I'm working with a theoretical setup for a Java-based application that demands up to 2 cores at startup — that's its peak usage. After it fully starts, it drops to around 5% of a core, and during a nightly job, it could spike to about 15% of a core. The JVM settings have Xms at 3GB and Xmx at 4GB. The nodes available are 16 cores with 128GB of memory. I'd love to hear how others would approach setting up CPU and memory requests and limits for this kind of workload. What settings would you use and what's your role in this context? I'm a platform engineer and I'm suggesting a CPU request of 100m, with a limit of 3, and a memory request of 3GB, possibly going to a limit of 5GB. Would appreciate insights from other roles like application owners or different kinds of engineers!
6 Answers
If you're on AKS, there’s a feature called JAZ that could help manage your Java app's requests and limits dynamically—worth checking out if you haven’t yet!
If the startup CPU consumption isn’t an issue, I’d go for a request of 150m CPU. If it is critical, I’d set it at 2 CPU. Memory-wise, I’d recommend requesting around 4.5-5GB and also setting it to that limit to avoid crashes due to OOM but be cautious about overhead.
As someone who works with K8s regularly, my concern is about how that startup consumption affects everything else.

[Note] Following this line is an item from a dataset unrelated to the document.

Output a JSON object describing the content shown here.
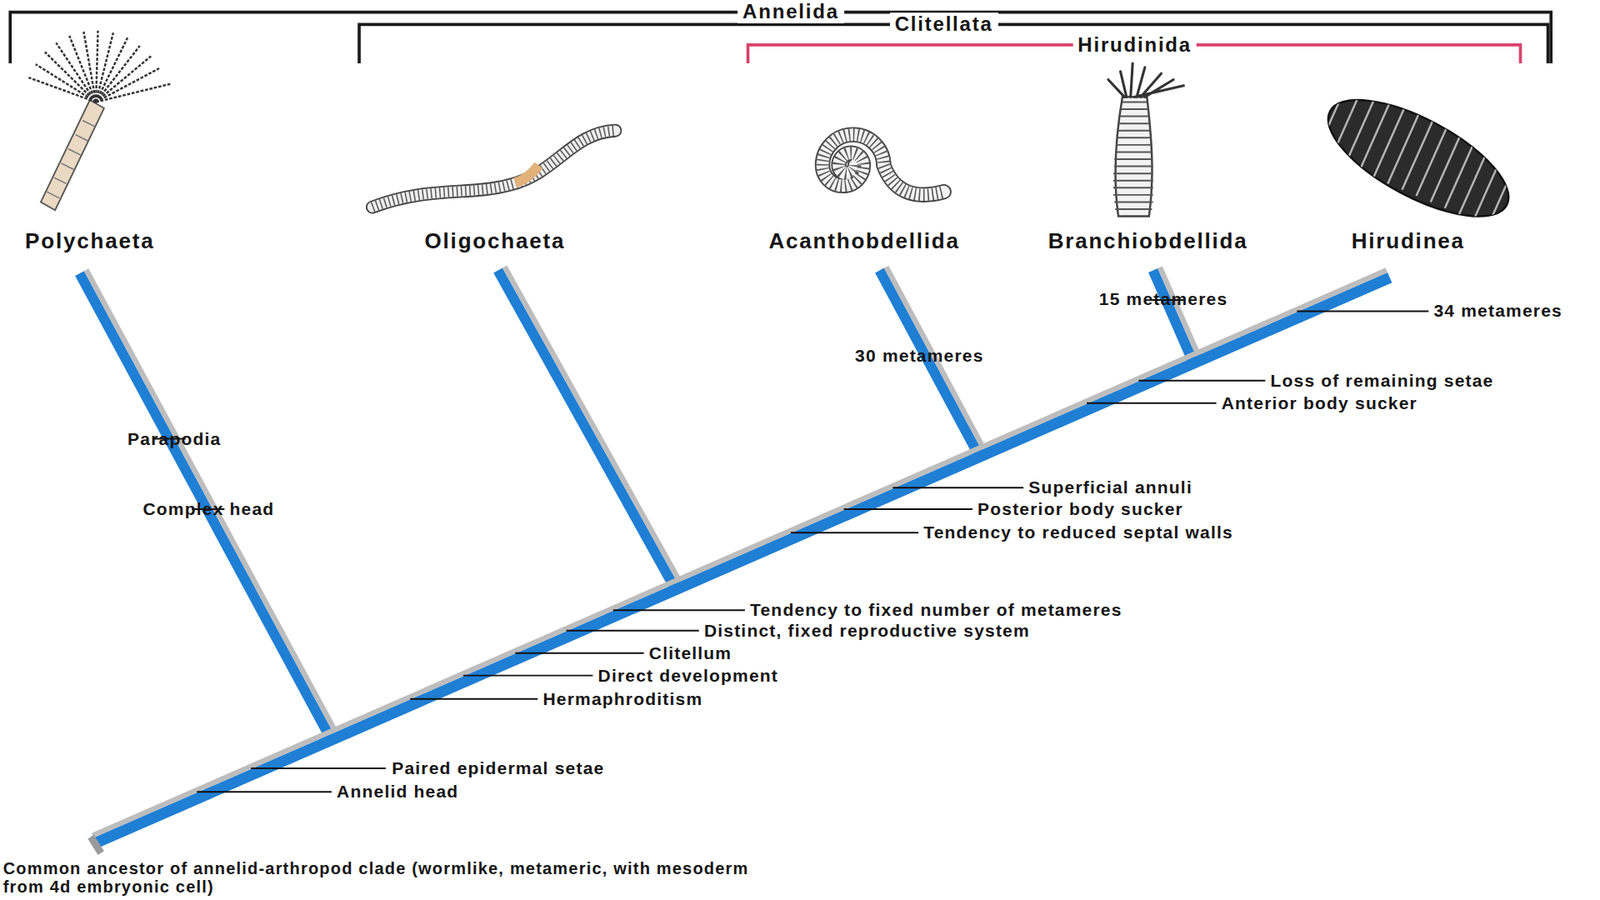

You might consider your cluster's specific workloads. Are there heavy loads elsewhere that could be impacted if your app spikes? Definitely something to think about before finalizing your settings.
For CPU, I’d suggest a request of 150m without setting a limit. Since your application could jump to 15% CPU for jobs, ensuring a minimum of 150m guarantees it. For memory, I’d go for both requests and limits at 4GB to make sure the app gets what it needs during its operations.
I personally love using kube-startup-cpu-boost for handling temporary CPU spikes during startup instead of setting a permanent high limit. It really helps maintain normal operations without over-committing resources.
I’d recommend removing the Xms and Xmx settings and using MaxRAMPercentage instead. I usually start with a memory request that matches the limit and adjust MaxRAMPercentage until the pod stops crashing due to OOM errors. For the CPU, I recommend starting with a request of 100m, but if you're expecting heavier load from the nightly jobs, bump it to at least 150m.
Definitely keep an eye on performance metrics as you adjust these settings! Ensuring that you maintain good performance is key. Every setup is different, and sometimes small tweaks can lead to significant impacts.
Had a rough time with the K8S upgrade myself. We saw issues when our Java binaries didn’t support cgroups v2, leading to lots of OOM errors. So, be careful with Java's memory management!

We enforce limits in our clusters just to prevent any app from hogging resources due to spiky loads. It’s a bit of a safety net, especially when working with multiple teams.